InterQuartile Range Example

  • 75th percentile of anarbitrary variable X is 90.
  • 25th percentile of anarbitrary variable X is 50.
  • IQR=90-50=40. We know at this point \(50\%\) of the data is between 90 and 50.
  • Upper Bound\(=90+1.5*40=150\) and Lower Bound \(= 50-1.5*40=-10\)
  • The X Values above 150 and below -10 are going to be designated as outliers.

- Types of random variables.

  • So far every arbitrary variable we discussed were continuous. Continuous variables are variables such that between any two arbitrarily chosen numbers from the scale of that variable a middle point will exist.

  • Discrete variables are variables that do not have this property.

Types of random variables.

  • Gas price in a station, is it continuous or discrete? It is continuous.

  • Imagine a price point of 3.12 and another price point of 3.13.

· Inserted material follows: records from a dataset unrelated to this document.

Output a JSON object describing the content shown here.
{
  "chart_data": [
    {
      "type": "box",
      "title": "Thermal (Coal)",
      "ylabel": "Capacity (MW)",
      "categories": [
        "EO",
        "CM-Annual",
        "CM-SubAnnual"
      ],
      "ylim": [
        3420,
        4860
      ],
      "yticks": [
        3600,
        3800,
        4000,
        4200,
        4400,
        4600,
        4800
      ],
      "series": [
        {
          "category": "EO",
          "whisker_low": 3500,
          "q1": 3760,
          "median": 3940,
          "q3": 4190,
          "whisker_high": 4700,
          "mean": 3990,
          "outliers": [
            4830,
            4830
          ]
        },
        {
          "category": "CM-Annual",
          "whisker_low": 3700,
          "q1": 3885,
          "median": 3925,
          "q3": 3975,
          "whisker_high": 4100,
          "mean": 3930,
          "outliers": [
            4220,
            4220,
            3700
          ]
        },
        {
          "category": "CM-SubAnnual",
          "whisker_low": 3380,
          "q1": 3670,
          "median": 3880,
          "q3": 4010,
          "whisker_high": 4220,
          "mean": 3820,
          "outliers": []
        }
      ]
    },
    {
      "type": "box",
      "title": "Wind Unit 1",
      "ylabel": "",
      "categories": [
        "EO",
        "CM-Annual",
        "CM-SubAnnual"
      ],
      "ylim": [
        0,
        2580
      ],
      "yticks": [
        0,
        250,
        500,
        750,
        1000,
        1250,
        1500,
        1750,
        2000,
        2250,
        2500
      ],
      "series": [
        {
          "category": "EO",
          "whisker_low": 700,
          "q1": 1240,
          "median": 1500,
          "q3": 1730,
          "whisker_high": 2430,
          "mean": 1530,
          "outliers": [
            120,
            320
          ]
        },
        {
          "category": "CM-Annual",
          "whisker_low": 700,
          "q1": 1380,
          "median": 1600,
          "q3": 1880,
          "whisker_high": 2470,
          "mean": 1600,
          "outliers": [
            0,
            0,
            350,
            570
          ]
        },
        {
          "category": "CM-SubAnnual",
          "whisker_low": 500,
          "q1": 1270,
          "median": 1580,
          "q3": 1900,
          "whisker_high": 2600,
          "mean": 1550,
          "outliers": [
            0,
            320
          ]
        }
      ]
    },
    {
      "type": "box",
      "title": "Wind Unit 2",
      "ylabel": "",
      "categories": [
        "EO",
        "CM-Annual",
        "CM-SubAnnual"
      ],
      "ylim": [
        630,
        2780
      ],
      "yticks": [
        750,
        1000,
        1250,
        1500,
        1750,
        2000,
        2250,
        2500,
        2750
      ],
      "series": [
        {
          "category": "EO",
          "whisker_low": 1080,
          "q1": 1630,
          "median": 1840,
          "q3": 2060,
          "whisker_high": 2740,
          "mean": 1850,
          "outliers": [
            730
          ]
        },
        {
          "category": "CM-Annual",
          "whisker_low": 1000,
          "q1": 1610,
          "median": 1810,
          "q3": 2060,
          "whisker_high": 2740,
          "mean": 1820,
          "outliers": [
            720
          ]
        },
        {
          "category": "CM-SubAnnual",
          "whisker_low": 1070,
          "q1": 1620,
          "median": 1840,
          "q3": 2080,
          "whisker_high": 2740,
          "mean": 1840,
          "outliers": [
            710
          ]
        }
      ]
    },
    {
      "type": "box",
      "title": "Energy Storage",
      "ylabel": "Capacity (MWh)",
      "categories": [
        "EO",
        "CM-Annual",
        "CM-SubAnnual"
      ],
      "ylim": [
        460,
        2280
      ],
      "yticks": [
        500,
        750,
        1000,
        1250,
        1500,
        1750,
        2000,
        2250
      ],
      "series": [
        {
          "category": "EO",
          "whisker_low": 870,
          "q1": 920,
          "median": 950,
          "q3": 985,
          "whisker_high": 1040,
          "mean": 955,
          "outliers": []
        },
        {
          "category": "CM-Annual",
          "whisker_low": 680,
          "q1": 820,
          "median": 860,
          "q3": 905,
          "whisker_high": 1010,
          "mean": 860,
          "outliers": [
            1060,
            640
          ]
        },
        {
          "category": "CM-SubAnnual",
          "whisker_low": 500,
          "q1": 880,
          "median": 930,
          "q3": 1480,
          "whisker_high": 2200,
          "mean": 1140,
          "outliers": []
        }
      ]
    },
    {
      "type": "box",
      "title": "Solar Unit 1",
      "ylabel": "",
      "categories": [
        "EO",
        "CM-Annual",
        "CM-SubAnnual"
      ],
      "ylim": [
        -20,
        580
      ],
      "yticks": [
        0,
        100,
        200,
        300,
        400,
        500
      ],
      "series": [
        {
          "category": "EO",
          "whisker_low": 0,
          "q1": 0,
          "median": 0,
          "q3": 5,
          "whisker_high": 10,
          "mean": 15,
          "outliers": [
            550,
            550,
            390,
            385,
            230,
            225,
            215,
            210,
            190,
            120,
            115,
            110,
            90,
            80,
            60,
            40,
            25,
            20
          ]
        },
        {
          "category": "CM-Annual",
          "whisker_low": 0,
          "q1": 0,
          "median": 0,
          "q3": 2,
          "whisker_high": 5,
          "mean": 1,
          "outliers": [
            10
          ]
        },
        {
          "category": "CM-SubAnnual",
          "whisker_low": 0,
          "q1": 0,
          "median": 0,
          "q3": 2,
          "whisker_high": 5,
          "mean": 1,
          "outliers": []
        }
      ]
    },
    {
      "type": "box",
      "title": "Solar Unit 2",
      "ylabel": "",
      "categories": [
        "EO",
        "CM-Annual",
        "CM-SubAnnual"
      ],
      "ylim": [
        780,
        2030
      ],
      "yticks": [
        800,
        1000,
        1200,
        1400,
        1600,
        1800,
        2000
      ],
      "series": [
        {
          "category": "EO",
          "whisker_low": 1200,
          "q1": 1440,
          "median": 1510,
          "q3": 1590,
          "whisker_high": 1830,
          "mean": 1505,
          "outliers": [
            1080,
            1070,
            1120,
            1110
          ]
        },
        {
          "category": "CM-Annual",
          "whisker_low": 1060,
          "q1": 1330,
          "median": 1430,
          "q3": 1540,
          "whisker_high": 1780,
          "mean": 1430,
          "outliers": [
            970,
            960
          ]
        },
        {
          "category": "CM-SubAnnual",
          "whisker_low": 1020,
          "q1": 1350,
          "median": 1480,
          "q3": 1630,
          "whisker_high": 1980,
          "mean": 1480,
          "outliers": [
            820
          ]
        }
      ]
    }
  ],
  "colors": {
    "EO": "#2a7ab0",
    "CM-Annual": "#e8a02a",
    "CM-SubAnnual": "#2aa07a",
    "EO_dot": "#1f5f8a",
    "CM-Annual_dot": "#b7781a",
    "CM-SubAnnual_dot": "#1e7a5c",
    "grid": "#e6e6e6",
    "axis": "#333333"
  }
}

  • The middle point theoretically exists at 3.125. You might not pay that 0.005 directly but you can calculate with that number and get an intelligent result. For instance 100 gallons of 3.125 is 3125 dollars. In short the gas station might not be able to show you all the decimal points (they probably round it up) since in real life we have to take action with those numbers and our minds do not really care about parts of a cent.

  • The color/brand of a car is discrete. You can represent colors or brands with numbers but a middle point does not necessarily exist (we are ignoring the color continuum and just thinking about the car colors that are already set in the manufacturing plant)

Types of random variables.

  • Discrete vs continuous is one way to approach type of variables.

  • Another way is

    • Nominal
    • Ordinal
    • Interval and Ratio

Nominal random variables

  • Nominal random variables are r.v.s that have no hierarchical information between its values. examples: car brands, cities, continents. You might prefer one value to the other but this preference is not part of the random variable’s representation.

  • Toyota can be represented as 1 in a dataset.

  • Subaru can be represented as 2 in a dataset.

  • but there is no inherent reason why 1<2.

  • You can count these variables but not do arithmetic operations beyond that.

Ordinal random variables

  • There is a hierarchical relationship between the values in these r.v.s. However the strength of these relationships are not known. So you can claim one value is larger in magnitude than the other but can not go beyond that.

  • Ex: Ranks in military, corporate hierarchy, medal colors in Olympics.

  • A private can be represented as 1

  • A Sargent can be represented as 2

  • A lieutanent can be represented as 3.

  • We can declare 3>2>1 but we can not do 3=2+1

Interval/Ratio random variables

  • These are r.v.s where not only do you know that there is a hierarchical relationship between the values but also the strength of these relationships.

  • There is a subtle difference between Interval and Ratio random variables however this class will not distinguish between them.

  • Gas prices, temperature, weight, height etc…

What is statistics: Inferential

  • Make statements about what the whole of a thing (population) might be, by observing parts of that thing (sample). (Hypothesis tests, Coefficient estimation in regression).

What is statistics: Predictive

  • Use the gathered information to guess how something is going to turn out to be in similar conditions (regression).

  • Regression can be used to predict new values that do not exist in the data.